CFCT polled 16 statements in July 2021 that policy makers and other proponents and opponents of tuition-free college have made to support their position(s). Jack MacKenzie, who coordinated the survey research for CFCT, said, “statements for and against free college show a consistent pattern: Americans believe the programs provide the greatest benefit to individuals -- and they don't believe it's too expensive for government to offer it.”
The statement that had the most net support overall was “lack of money shouldn't keep qualified students from going to college, and government should help.” Net support was calculated by subtracting the percent who strongly agreed with the statement (9 or 10 on a 10-point scale) from the percentage of those who strongly disagreed with the statement (1 or 2).
Full results below
Strong agreement or disagreement with the statements often split along partisan lines. For instance, Democrats net support for the statement beginning “lack of money” was an astounding 54 points, but Republican net support was only 5 points. Independent respondents agreed with the statement by a 24-point margin.
Similarly, Democrat net support for the statement “free college tuition will help more minorities and poor people get a college degree” was 59 points with Republican and Independent net support at 4 and 20 points, respectively.

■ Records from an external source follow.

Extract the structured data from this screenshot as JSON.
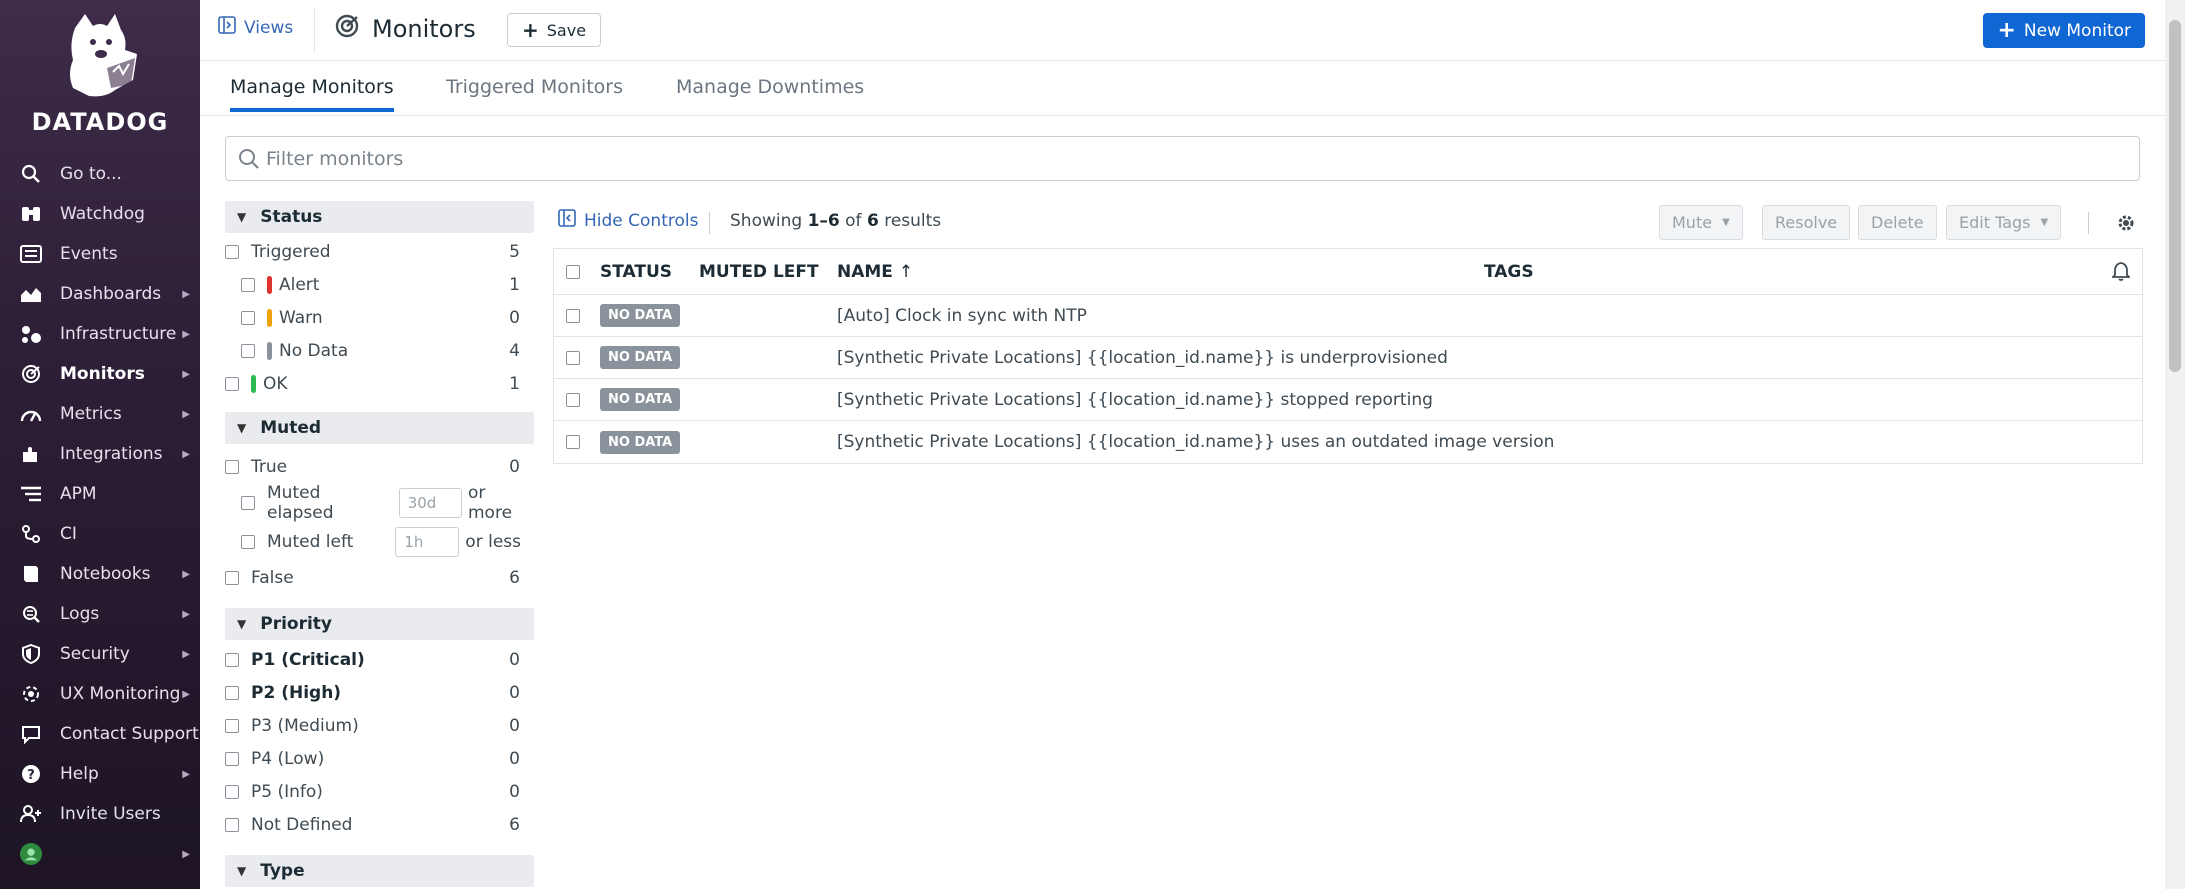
{
  "brand": {
    "name": "DATADOG"
  },
  "sidebar": {
    "items": [
      {
        "label": "Go to...",
        "icon": "search-icon",
        "caret": false,
        "active": false
      },
      {
        "label": "Watchdog",
        "icon": "binoculars-icon",
        "caret": false,
        "active": false
      },
      {
        "label": "Events",
        "icon": "events-icon",
        "caret": false,
        "active": false
      },
      {
        "label": "Dashboards",
        "icon": "chart-icon",
        "caret": true,
        "active": false
      },
      {
        "label": "Infrastructure",
        "icon": "infrastructure-icon",
        "caret": true,
        "active": false
      },
      {
        "label": "Monitors",
        "icon": "monitor-icon",
        "caret": true,
        "active": true
      },
      {
        "label": "Metrics",
        "icon": "gauge-icon",
        "caret": true,
        "active": false
      },
      {
        "label": "Integrations",
        "icon": "puzzle-icon",
        "caret": true,
        "active": false
      },
      {
        "label": "APM",
        "icon": "apm-icon",
        "caret": true,
        "active": false
      },
      {
        "label": "CI",
        "icon": "ci-icon",
        "caret": false,
        "active": false
      },
      {
        "label": "Notebooks",
        "icon": "notebook-icon",
        "caret": true,
        "active": false
      },
      {
        "label": "Logs",
        "icon": "logs-icon",
        "caret": true,
        "active": false
      },
      {
        "label": "Security",
        "icon": "shield-icon",
        "caret": true,
        "active": false
      },
      {
        "label": "UX Monitoring",
        "icon": "ux-icon",
        "caret": true,
        "active": false
      },
      {
        "label": "Contact Support",
        "icon": "chat-icon",
        "caret": false,
        "active": false
      },
      {
        "label": "Help",
        "icon": "help-icon",
        "caret": true,
        "active": false
      },
      {
        "label": "Invite Users",
        "icon": "users-icon",
        "caret": false,
        "active": false
      }
    ]
  },
  "header": {
    "views_label": "Views",
    "title": "Monitors",
    "save_label": "Save",
    "new_monitor_label": "New Monitor"
  },
  "tabs": [
    {
      "label": "Manage Monitors",
      "active": true
    },
    {
      "label": "Triggered Monitors",
      "active": false
    },
    {
      "label": "Manage Downtimes",
      "active": false
    }
  ],
  "filter": {
    "placeholder": "Filter monitors"
  },
  "facets": {
    "status": {
      "title": "Status",
      "triggered": {
        "label": "Triggered",
        "count": "5"
      },
      "alert": {
        "label": "Alert",
        "count": "1",
        "color": "#e0322f"
      },
      "warn": {
        "label": "Warn",
        "count": "0",
        "color": "#f0a20a"
      },
      "nodata": {
        "label": "No Data",
        "count": "4",
        "color": "#8a939b"
      },
      "ok": {
        "label": "OK",
        "count": "1",
        "color": "#2db851"
      }
    },
    "muted": {
      "title": "Muted",
      "true": {
        "label": "True",
        "count": "0"
      },
      "elapsed": {
        "label": "Muted elapsed",
        "placeholder": "30d",
        "suffix": "or more"
      },
      "left": {
        "label": "Muted left",
        "placeholder": "1h",
        "suffix": "or less"
      },
      "false": {
        "label": "False",
        "count": "6"
      }
    },
    "priority": {
      "title": "Priority",
      "items": [
        {
          "label": "P1 (Critical)",
          "count": "0"
        },
        {
          "label": "P2 (High)",
          "count": "0"
        },
        {
          "label": "P3 (Medium)",
          "count": "0"
        },
        {
          "label": "P4 (Low)",
          "count": "0"
        },
        {
          "label": "P5 (Info)",
          "count": "0"
        },
        {
          "label": "Not Defined",
          "count": "6"
        }
      ]
    },
    "type": {
      "title": "Type"
    }
  },
  "controls": {
    "hide_label": "Hide Controls",
    "showing_prefix": "Showing",
    "showing_range": "1–6",
    "showing_of": "of",
    "showing_total": "6",
    "showing_suffix": "results",
    "mute_label": "Mute",
    "resolve_label": "Resolve",
    "delete_label": "Delete",
    "edit_tags_label": "Edit Tags"
  },
  "table": {
    "columns": {
      "status": "STATUS",
      "muted_left": "MUTED LEFT",
      "name": "NAME",
      "tags": "TAGS"
    },
    "rows": [
      {
        "status": "NO DATA",
        "name": "[Auto] Clock in sync with NTP"
      },
      {
        "status": "NO DATA",
        "name": "[Synthetic Private Locations] {{location_id.name}} is underprovisioned"
      },
      {
        "status": "NO DATA",
        "name": "[Synthetic Private Locations] {{location_id.name}} stopped reporting"
      },
      {
        "status": "NO DATA",
        "name": "[Synthetic Private Locations] {{location_id.name}} uses an outdated image version"
      }
    ]
  }
}
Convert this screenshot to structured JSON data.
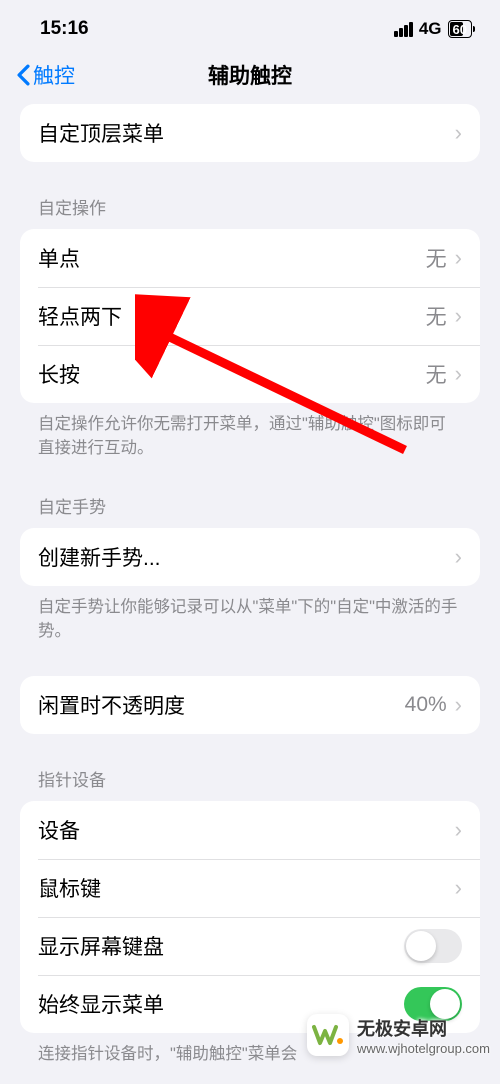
{
  "status": {
    "time": "15:16",
    "network": "4G",
    "battery": "60"
  },
  "nav": {
    "back": "触控",
    "title": "辅助触控"
  },
  "topGroup": {
    "item1": "自定顶层菜单"
  },
  "customActions": {
    "header": "自定操作",
    "single": {
      "label": "单点",
      "value": "无"
    },
    "double": {
      "label": "轻点两下",
      "value": "无"
    },
    "long": {
      "label": "长按",
      "value": "无"
    },
    "footer": "自定操作允许你无需打开菜单，通过\"辅助触控\"图标即可直接进行互动。"
  },
  "customGestures": {
    "header": "自定手势",
    "create": "创建新手势...",
    "footer": "自定手势让你能够记录可以从\"菜单\"下的\"自定\"中激活的手势。"
  },
  "idle": {
    "label": "闲置时不透明度",
    "value": "40%"
  },
  "pointer": {
    "header": "指针设备",
    "devices": "设备",
    "mouseKeys": "鼠标键",
    "showKeyboard": "显示屏幕键盘",
    "alwaysMenu": "始终显示菜单",
    "footer": "连接指针设备时，\"辅助触控\"菜单会"
  },
  "watermark": {
    "name": "无极安卓网",
    "url": "www.wjhotelgroup.com"
  }
}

Among the negative statements tested, there was more disagreement than agreement on the following two statements: “free college tuition would be a major government spending program and is not worth the cost” (-11 point net support) and “America can't afford to make college tuition free” (-7 point net support). CFCT President and CEO Morley Winograd stated, “these results demonstrate once again that Americans think that the government can afford to make college tuition free – and ought to."
The most polarizing statements were “free college tuition programs should be restricted to lower- and middle-class students” and “free college tuition is another government giveaway.” Sixteen percent of the respondents agreed with the idea of means testing free college tuition eligibility (at the 10 level) but an equal percentage disagreed strongly with the idea (at the 1 level). Similarly, for the “government giveaway” statement, 19 percent strongly disagreed (at the one level) while 21 percent strongly agreed (at the 10 level), including 28 percent of Republicans.
Independent net support was highest for the following two statements: “adults who need new and improved skills should be able to get that education and training tuition free,” and “free college tuition would help make our educational system more equitable.” Both received 27-point net support from Independents, which is slightly higher than the overall net support for these statements.
The polling was conducted in July, 2021 in partnership with CollegeAPP, PSB Research and SurveyGizmo with 1,002 respondents age 18+. The sample has a Margin of Error of +/-2.9% and was weighted to US Census on age, gender, race, educational attainment and region of the country.